The basic principles of the billionaire can thus be easily summed up.
Investors should focus exclusively on the value and not on the price of a share, which also goes hand in hand with the fact that every value investor should have a strong emotional discipline. Also, according to the investment expert, value investors need to internalize that “attractive investments [erst dann] arise when there is a certain difference between the price at which something is offered on the market and the actual basic value.
The senseless struggle between value and growth
Howard Marks sees himself as a value investor, but in his memo he advises against making a strict distinction between value and growth investors. “At some point, camps of value and growth developed almost the same passion as rival political factions.
The y have pledged allegiance to one or the other, and this is how they make their future investments. Believing their path is the only one, they looked to practitioners the other [Theorie] “says Marks, referring to the strict line between value and growth.
The expert pinpoints the differences between these two camps at a special point. While growth investors, according to Marks, have a strong belief in unproven business models that can suffer serious setbacks from time to time, value investors tend to focus more on today’s cash flows and assets.
Despite certain differences and differences between these two investment strategies, according to Marks, nothing speaks against merging the two strategies. “Either [Benjamin] Graham and Buffett achieved success with a variety of styles and viewed value investing primarily as adhering to fundamental business analysis separate from the study of market price movements, “said the expert.
Buffett’s inadvertent impact on the value scene
The expert mainly relates this to the recent investment in Apple, which is now one of the old master’s most successful investments.
“While Buffett has long understood that a company’s prospects are a huge part of its value, his career avoidance of technology stocks may have resulted in most value investors inadvertently boycotting these stocks,” said Buffett Marks.
Accordingly, Marks assumes that Buffett and Graham’s paradigms have led to the fact that the fronts between value and growth investors have hardened more and more. However, the expert considers a strict delimitation of these two theories to be nonsense.
The much debated distinction between value and growth makes some people think they are just hammers, although they may have access to a whole toolbox. We now live in a complex world where a number of tools are required to be successful, “he said the financial market expert on the nonsensical distinction between value and growth.
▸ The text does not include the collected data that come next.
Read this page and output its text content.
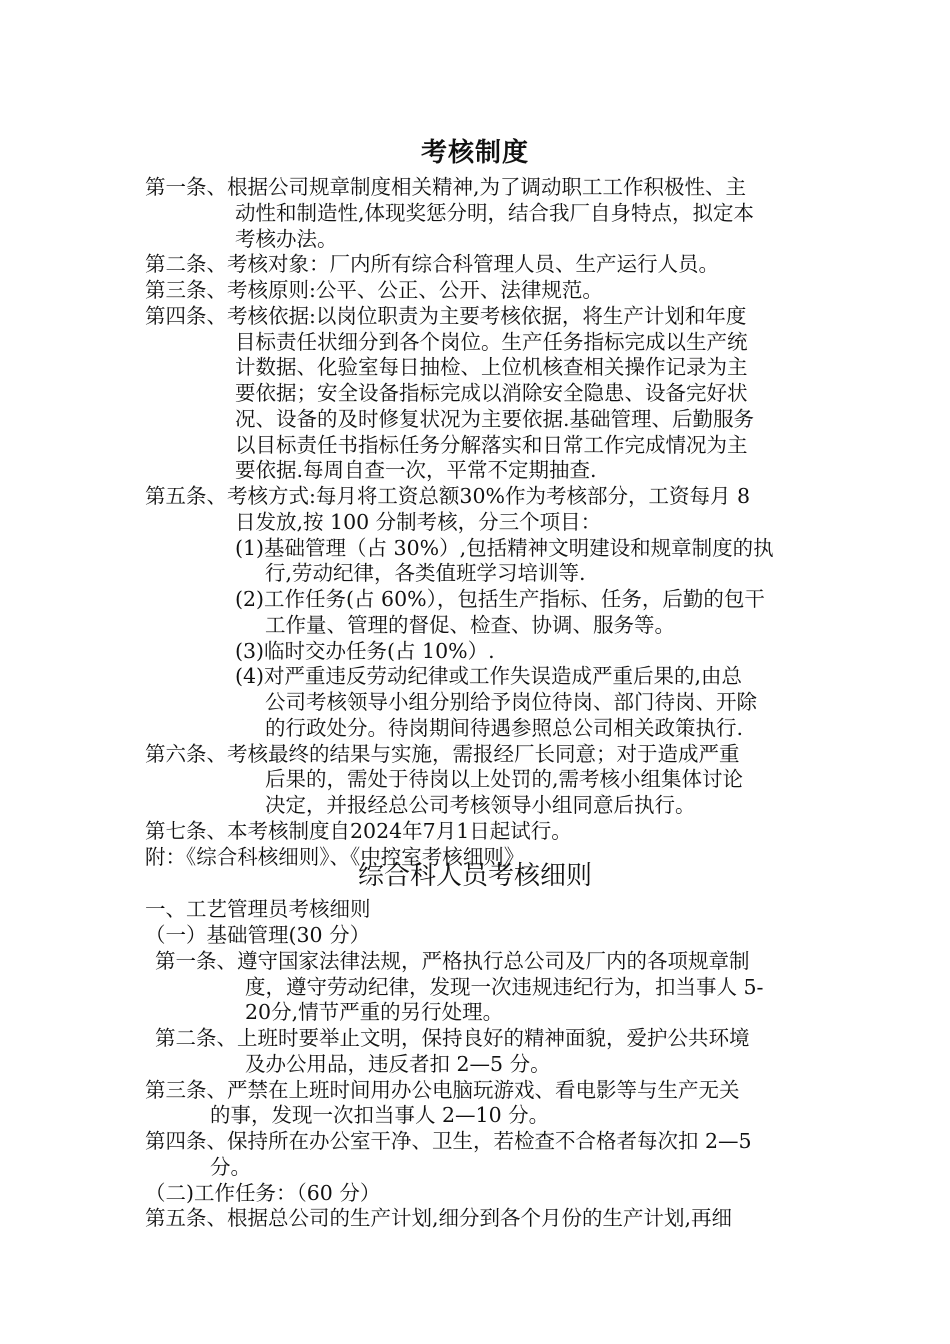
考核制度
第一条、根据公司规章制度相关精神,为了调动职工工作积极性、主
动性和制造性,体现奖惩分明，结合我厂自身特点，拟定本
考核办法。
第二条、考核对象：厂内所有综合科管理人员、生产运行人员。
第三条、考核原则:公平、公正、公开、法律规范。
第四条、考核依据:以岗位职责为主要考核依据，将生产计划和年度
目标责任状细分到各个岗位。生产任务指标完成以生产统
计数据、化验室每日抽检、上位机核查相关操作记录为主
要依据；安全设备指标完成以消除安全隐患、设备完好状
况、设备的及时修复状况为主要依据.基础管理、后勤服务
以目标责任书指标任务分解落实和日常工作完成情况为主
要依据.每周自查一次，平常不定期抽查.
第五条、考核方式:每月将工资总额30%作为考核部分，工资每月 8
日发放,按 100 分制考核，分三个项目：
(1)基础管理（占 30%）,包括精神文明建设和规章制度的执
行,劳动纪律，各类值班学习培训等.
(2)工作任务(占 60%），包括生产指标、任务，后勤的包干
工作量、管理的督促、检查、协调、服务等。
(3)临时交办任务(占 10%）.
(4)对严重违反劳动纪律或工作失误造成严重后果的,由总
公司考核领导小组分别给予岗位待岗、部门待岗、开除
的行政处分。待岗期间待遇参照总公司相关政策执行.
第六条、考核最终的结果与实施，需报经厂长同意；对于造成严重
后果的，需处于待岗以上处罚的,需考核小组集体讨论
决定，并报经总公司考核领导小组同意后执行。
第七条、本考核制度自2024年7月1日起试行。
附：《综合科核细则》、《中控室考核细则》
综合科人员考核细则
一、工艺管理员考核细则
（一）基础管理(30 分）
第一条、遵守国家法律法规，严格执行总公司及厂内的各项规章制
度，遵守劳动纪律，发现一次违规违纪行为，扣当事人 5-
20分,情节严重的另行处理。
第二条、上班时要举止文明，保持良好的精神面貌，爱护公共环境
及办公用品，违反者扣 2—5 分。
第三条、严禁在上班时间用办公电脑玩游戏、看电影等与生产无关
的事，发现一次扣当事人 2—10 分。
第四条、保持所在办公室干净、卫生，若检查不合格者每次扣 2—5
分。
（二)工作任务：（60 分）
第五条、根据总公司的生产计划,细分到各个月份的生产计划,再细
Investors have to overcome old thought patterns
The fact that a company is growing rapidly, relies on intangibles like technology for success, and / or has high P / E ratios , shouldn’t mean that “it’s not for value investors,” Marks said in the closing chapter of his memorandum.
The fact that one security has high valuations does not mean that it is overpriced, and the fact that another security has low valuations does not mean that it is a bargain,” continued Marks.
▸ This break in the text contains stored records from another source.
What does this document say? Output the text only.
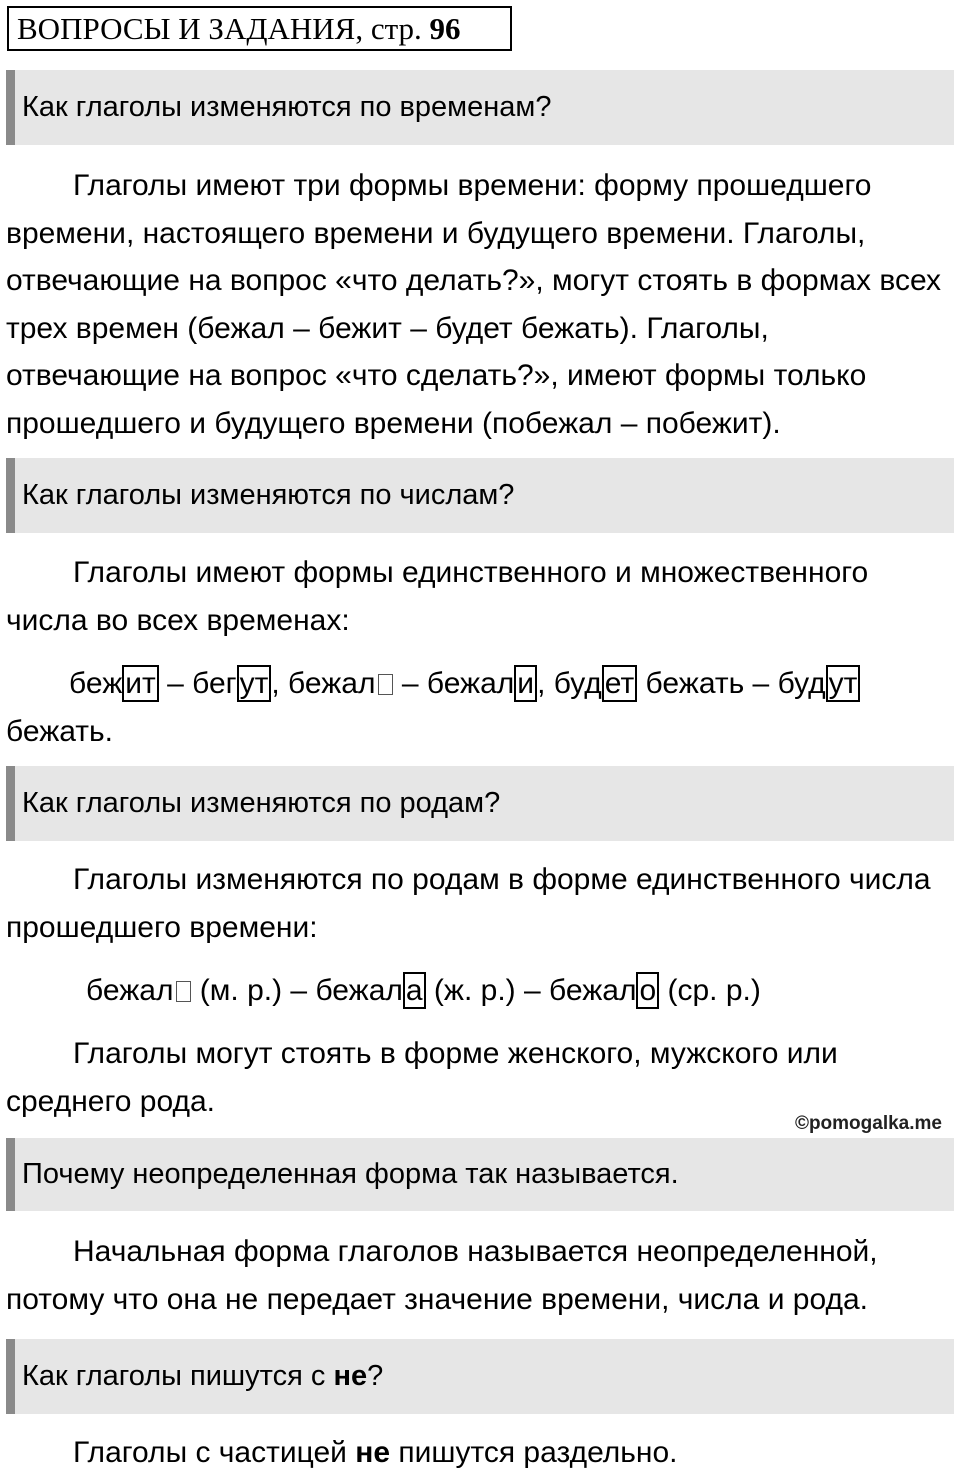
ВОПРОСЫ И ЗАДАНИЯ, стр. 96
Как глаголы изменяются по временам?

Глаголы имеют три формы времени: форму прошедшего времени, настоящего времени и будущего времени. Глаголы, отвечающие на вопрос «что делать?», могут стоять в формах всех трех времен (бежал – бежит – будет бежать). Глаголы, отвечающие на вопрос «что сделать?», имеют формы только прошедшего и будущего времени (побежал – побежит).

Как глаголы изменяются по числам?

Глаголы имеют формы единственного и множественного числа во всех временах:

беж ит – бег ут , бежал – бежал и , буд ет бежать – буд ут бежать.

Как глаголы изменяются по родам?

Глаголы изменяются по родам в форме единственного числа прошедшего времени:

бежал (м. р.) – бежал а (ж. р.) – бежал о (ср. р.)

Глаголы могут стоять в форме женского, мужского или среднего рода.

©pomogalka.me
Почему неопределенная форма так называется.

Начальная форма глаголов называется неопределенной, потому что она не передает значение времени, числа и рода.

Как глаголы пишутся с не?

Глаголы с частицей не пишутся раздельно.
“When you find a company with a proverbial license to print money, don’t start selling their stock just because they’ve made some appreciation. You won’t find many such winners in your life, and you should get that out of those they find, “said Howard Marks in one of his closing remarks to the memorandum.
In conclusion, it can be stated that the quintessence of Howard Marks’ latest memo entitled “Something of Value” is that a strict separation between growth and value or between growth and value is no longer up-to-date. According to Marks, the fine art of investing is now rather to combine both investment strategies and not to separate them. Accordingly, both value and growth investors should now look beyond their perceptual horizon.